Forsch wants to work in biomedical technology as an engineer, designer and project leader. His goal is to create low-cost solutions to common healthcare problems. He is one of about 35 engineering graduate students from the Jacobs School who are part of the first class of the Institute for the Global Entrepreneur’s Technology Management and Entrepreneurism Fellowship program.
The university plans to develop the pilot into a master’s degree program.
Electrical engineering Ph.D. student Somayeh Imani also jumped at the opportunity to participate in the pilot. She designs circuits for biomedical applications that could help improve people’s health and quality of life, especially for poor people living in the world.
“Commercialization is hard,” said Imani who ticked through a list of things that engineers don’t usually learn in school, including business plans and marketing skills. “There is so much opportunity in the field of wearables to commercialize the technology,” she said. “I realized I needed this specific skill set to help our research group bring some of their wearable sensors to the market.”
Imani is part of the Energy-Efficient Microsystem lab run by electrical engineering professor Patrick Mercier, the Co-Director of the Center for Wearable Sensors at UC San Diego.
In the first half of the four-quarter program, Jacobs School graduate students take classes taught by Rady School of Management faculty. During the second half of the program, these same engineering graduate students team up with Rady School MBA students to build a business around a real technological innovation. This happens through the Rady School MBA program’s Lab to Market course sequence.
Rady School marketing professor On Amir is teaching the first course in the program.
“We talk first about how to create value for the customer, instead of how neat the technology is,” said Amir. “Businesses exist if and only if they create value to someone. That’s what value creation is – satisfying a set of needs.”
In this first class, the students are learning to build strategies that they will implement throughout the program. As teams of four or five, the students choose an idea and develop a business plan. Forsch, the bioengineering student, is in a group that’s developing a business plan for a diagnostic software tool that assesses the risk of developing a blood clot in the ventricle of the heart.
As an exercise, the students tell a story from the customer’s point of view to try to better identify how the product or service is used by a customer.
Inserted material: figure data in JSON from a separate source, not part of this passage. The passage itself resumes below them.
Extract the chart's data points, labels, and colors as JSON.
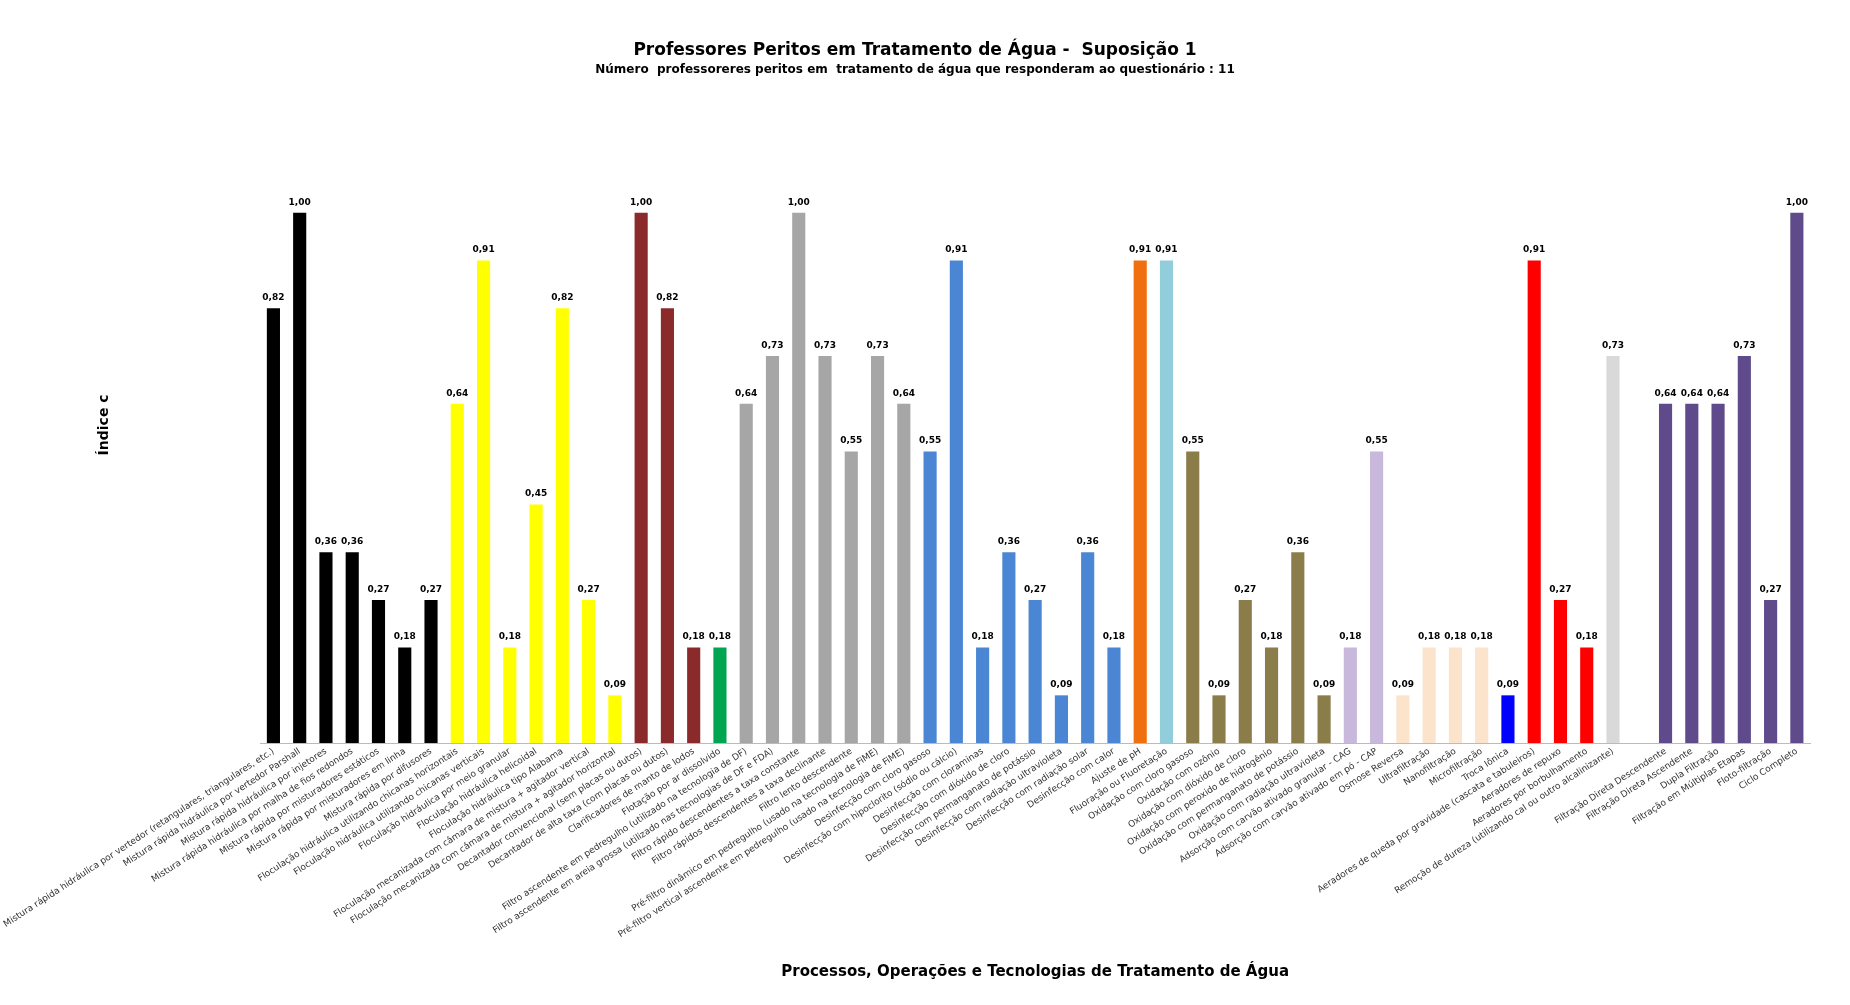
{
  "chart_data": {
    "type": "bar",
    "title": "Professores Peritos em Tratamento de Água -  Suposição 1",
    "subtitle": "Número  professoreres peritos em  tratamento de água que responderam ao questionário : 11",
    "xlabel": "Processos, Operações e Tecnologias de Tratamento de Água",
    "ylabel": "Índice c",
    "tick_labels": "x",
    "categories": [
      "Mistura rápida hidráulica por vertedor (retangulares, triangulares, etc.)",
      "Mistura rápida hidráulica por vertedor Parshall",
      "Mistura rápida hidráulica por injetores",
      "Mistura rápida hidráulica por malha de fios redondos",
      "Mistura rápida por misturadores estáticos",
      "Mistura rápida por misturadores em linha",
      "Mistura rápida por difusores",
      "Floculação hidráulica utilizando chicanas horizontais",
      "Floculação hidráulica utilizando chicanas verticais",
      "Floculação hidráulica por meio granular",
      "Floculação hidráulica helicoidal",
      "Floculação hidráulica tipo Alabama",
      "Floculação mecanizada com câmara de mistura + agitador vertical",
      "Floculação mecanizada com câmara de mistura + agitador horizontal",
      "Decantador convencional (sem placas ou dutos)",
      "Decantador de alta taxa (com placas ou dutos)",
      "Clarificadores de manto de lodos",
      "Flotação por ar dissolvido",
      "Filtro ascendente em pedregulho (utilizado na tecnologia de DF)",
      "Filtro ascendente em areia grossa (utilizado nas tecnologias de DF e FDA)",
      "Filtro rápido descendentes a taxa constante",
      "Filtro rápidos descendentes a taxa declinante",
      "Filtro lento descendente",
      "Pré-filtro dinâmico em pedregulho (usado na tecnologia de FiME)",
      "Pré-filtro vertical ascendente em pedregulho (usado na tecnologia de FiME)",
      "Desinfecção com cloro gasoso",
      "Desinfecção com hipoclorito (sódio ou cálcio)",
      "Desinfecção com cloraminas",
      "Desinfecção com dióxido de cloro",
      "Desinfecção com permanganato de potássio",
      "Desinfecção com radiação ultravioleta",
      "Desinfecção com radiação solar",
      "Desinfecção com calor",
      "Ajuste de pH",
      "Fluoração ou Fluoretação",
      "Oxidação com cloro gasoso",
      "Oxidação com ozônio",
      "Oxidação com dióxido de cloro",
      "Oxidação com peroxido de hidrogênio",
      "Oxidação com permanganato de potássio",
      "Oxidação com radiação ultravioleta",
      "Adsorção com carvão ativado granular - CAG",
      "Adsorção com carvão ativado em pó - CAP",
      "Osmose Reversa",
      "Ultrafiltração",
      "Nanofiltração",
      "Microfiltração",
      "Troca Iônica",
      "Aeradores de queda por gravidade (cascata e tabuleiros)",
      "Aeradores de repuxo",
      "Aeradores por borbulhamento",
      "Remoção de dureza (utilizando cal ou outro alcalinizante)",
      null,
      "Filtração Direta Descendente",
      "Filtração Direta Ascendente",
      "Dupla Filtração",
      "Filtração em Múltiplas Etapas",
      "Floto-filtração",
      "Ciclo Completo"
    ],
    "values": [
      0.82,
      1.0,
      0.36,
      0.36,
      0.27,
      0.18,
      0.27,
      0.64,
      0.91,
      0.18,
      0.45,
      0.82,
      0.27,
      0.09,
      1.0,
      0.82,
      0.18,
      0.18,
      0.64,
      0.73,
      1.0,
      0.73,
      0.55,
      0.73,
      0.64,
      0.55,
      0.91,
      0.18,
      0.36,
      0.27,
      0.09,
      0.36,
      0.18,
      0.91,
      0.91,
      0.55,
      0.09,
      0.27,
      0.18,
      0.36,
      0.09,
      0.18,
      0.55,
      0.09,
      0.18,
      0.18,
      0.18,
      0.09,
      0.91,
      0.27,
      0.18,
      0.73,
      null,
      0.64,
      0.64,
      0.64,
      0.73,
      0.27,
      1.0
    ],
    "value_labels": [
      "0,82",
      "1,00",
      "0,36",
      "0,36",
      "0,27",
      "0,18",
      "0,27",
      "0,64",
      "0,91",
      "0,18",
      "0,45",
      "0,82",
      "0,27",
      "0,09",
      "1,00",
      "0,82",
      "0,18",
      "0,18",
      "0,64",
      "0,73",
      "1,00",
      "0,73",
      "0,55",
      "0,73",
      "0,64",
      "0,55",
      "0,91",
      "0,18",
      "0,36",
      "0,27",
      "0,09",
      "0,36",
      "0,18",
      "0,91",
      "0,91",
      "0,55",
      "0,09",
      "0,27",
      "0,18",
      "0,36",
      "0,09",
      "0,18",
      "0,55",
      "0,09",
      "0,18",
      "0,18",
      "0,18",
      "0,09",
      "0,91",
      "0,27",
      "0,18",
      "0,73",
      null,
      "0,64",
      "0,64",
      "0,64",
      "0,73",
      "0,27",
      "1,00"
    ],
    "colors": [
      "#000000",
      "#000000",
      "#000000",
      "#000000",
      "#000000",
      "#000000",
      "#000000",
      "#ffff00",
      "#ffff00",
      "#ffff00",
      "#ffff00",
      "#ffff00",
      "#ffff00",
      "#ffff00",
      "#8b2a2a",
      "#8b2a2a",
      "#8b2a2a",
      "#00a550",
      "#a6a6a6",
      "#a6a6a6",
      "#a6a6a6",
      "#a6a6a6",
      "#a6a6a6",
      "#a6a6a6",
      "#a6a6a6",
      "#4a86d4",
      "#4a86d4",
      "#4a86d4",
      "#4a86d4",
      "#4a86d4",
      "#4a86d4",
      "#4a86d4",
      "#4a86d4",
      "#f07010",
      "#92cddc",
      "#8a7d4a",
      "#8a7d4a",
      "#8a7d4a",
      "#8a7d4a",
      "#8a7d4a",
      "#8a7d4a",
      "#c8b8dc",
      "#c8b8dc",
      "#fce4cc",
      "#fce4cc",
      "#fce4cc",
      "#fce4cc",
      "#0000ff",
      "#ff0000",
      "#ff0000",
      "#ff0000",
      "#d9d9d9",
      null,
      "#5f4b8b",
      "#5f4b8b",
      "#5f4b8b",
      "#5f4b8b",
      "#5f4b8b",
      "#5f4b8b"
    ]
  }
}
“Our story was about a doctor, our possible target customer,” said Forsch. “He was seeing a patient who had just suffered a heart attack and was at risk for blood clots in the heart. I told a story about the doctor testing the patient and then using the diagnostic tool. The results came back as ‘low risk of blood clot’ and the patient went on their merry way, albeit slightly worried that they were not prescribed medication.”
That story could have been told in a number of ways, some more difficult than others, said Forsch. “For example, should we consider patients or doctors to be the customers?”
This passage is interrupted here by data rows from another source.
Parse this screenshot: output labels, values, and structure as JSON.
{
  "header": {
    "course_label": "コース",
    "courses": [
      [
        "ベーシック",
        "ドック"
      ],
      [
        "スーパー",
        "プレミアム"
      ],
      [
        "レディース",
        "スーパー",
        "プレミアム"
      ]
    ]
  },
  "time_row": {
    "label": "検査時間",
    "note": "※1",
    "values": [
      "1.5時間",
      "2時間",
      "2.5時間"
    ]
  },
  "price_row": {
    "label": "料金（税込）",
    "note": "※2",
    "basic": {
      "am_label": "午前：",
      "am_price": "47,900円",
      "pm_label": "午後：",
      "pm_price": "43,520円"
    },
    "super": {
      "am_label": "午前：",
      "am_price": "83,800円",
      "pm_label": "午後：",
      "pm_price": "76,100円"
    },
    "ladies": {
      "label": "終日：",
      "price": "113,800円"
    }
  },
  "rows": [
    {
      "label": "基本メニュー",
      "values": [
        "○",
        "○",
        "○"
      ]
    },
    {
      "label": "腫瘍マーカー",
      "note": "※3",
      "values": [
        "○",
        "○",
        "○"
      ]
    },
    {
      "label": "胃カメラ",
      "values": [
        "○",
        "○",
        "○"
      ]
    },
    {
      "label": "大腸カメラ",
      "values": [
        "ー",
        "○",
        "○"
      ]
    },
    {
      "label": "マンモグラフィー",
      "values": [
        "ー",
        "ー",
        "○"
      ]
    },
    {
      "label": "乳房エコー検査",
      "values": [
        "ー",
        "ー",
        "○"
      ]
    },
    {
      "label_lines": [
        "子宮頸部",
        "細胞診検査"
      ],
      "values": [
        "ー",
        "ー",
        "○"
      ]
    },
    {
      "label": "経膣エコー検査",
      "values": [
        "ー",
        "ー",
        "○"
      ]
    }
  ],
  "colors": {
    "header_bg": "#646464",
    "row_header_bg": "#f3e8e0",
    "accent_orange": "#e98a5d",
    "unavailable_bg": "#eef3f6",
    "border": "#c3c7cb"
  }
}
According to Amir, the Rady School professor, the customer stories feed into the larger business strategy. “We also learn how to test these strategies and make data-driven decisions. A lot of engineers are entrepreneurs, but lack the business acumen to make it work.”
This program is working to change that, by giving engineering students and their MBA student teammates the tools to become change makers, technical leaders, and entrepreneurs who drive innovation within organizations both large and small.
“In order to have a major impact in your community and in industry, you need to have a mix of people working with you – people to challenge the way you think,” said Karcher Morris, a mechanical engineering Ph.D. student participating in the pilot. “This program facilitates that.”